In the late '70s and very early 80s it was not unusual to make BIOS source code available. Apple did indeed do so; the full source listing starts at page 76 of the Apple II Reference Manual. Atari did the same in their Operating System Source Listing section of their Atari 400/800 Technical Reference Notes.¹ For CP/M machines, having the BIOS source was near essential if you wanted to add new hardware to the system that could be used by CP/M. So IBM's publication of their BIOS source code in Appendix A of the Technical Reference Manual was not unusual.
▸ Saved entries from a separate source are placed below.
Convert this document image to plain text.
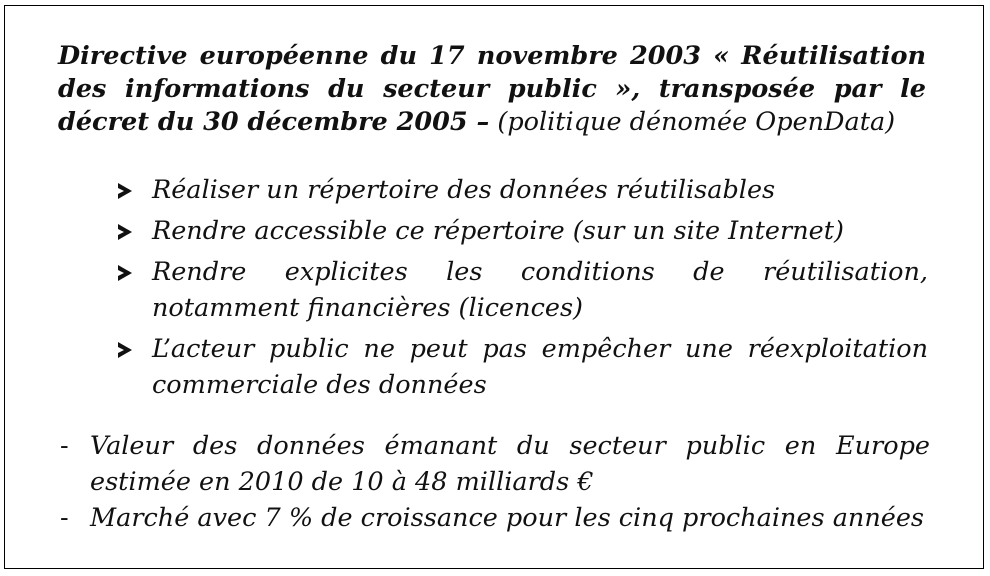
Directive européenne du 17 novembre 2003 « Réutilisation des informations du secteur public », transposée par le décret du 30 décembre 2005 – (politique dénomée OpenData)
Réaliser un répertoire des données réutilisables
Rendre accessible ce répertoire (sur un site Internet)
Rendre explicites les conditions de réutilisation, notamment financières (licences)
L’acteur public ne peut pas empêcher une réexploitation commerciale des données
- Valeur des données émanant du secteur public en Europe estimée en 2010 de 10 à 48 milliards €
- Marché avec 7 % de croissance pour les cinq prochaines années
Nor does having BIOS source available simplify making a clone; in fact it may make it more complex. To avoid copyright issues, your clone's BIOS must not copy anything from the published source. This means that even if you independently come up with a similar solution for similar reasons, you may have to rewrite your solution not to be so similar to what the published source does because you could be accused of copying it from the original source. Having source code with comments increases the scope of work that can't be copied, as compared to just object code.
Nor was it incompetent not to foresee, before the release of the first IBM PC, that clones would eat IBM's lunch. Nobody at that point even could be sure that a single standard system for microcomputers would ever become a thing; it certainly hadn't happened up to that point. Even if someone had had such amazing precognitive abilities that they could have seen this, I'm not sure that IBM ended up making less from their fraction of a huge PC market than they would have made from the totality of a much smaller IBM PC market that they owned exclusively. The whole point of clones was that they were significantly cheaper, and if the market couldn't move to cheaper by cloning PCs, it would have moved to cheaper by using less-compatible hardware and moving the compatibility burden to software developers.
¹Of the early PC manufacturers, Commodore appears to be one of the very few that did not distribute their BIOS (which they called "KERNAL") source, though it later leaked out. Perhaps this was because it was somewhat more substantial than other early BIOS code, being a bit closer to an actual operating system.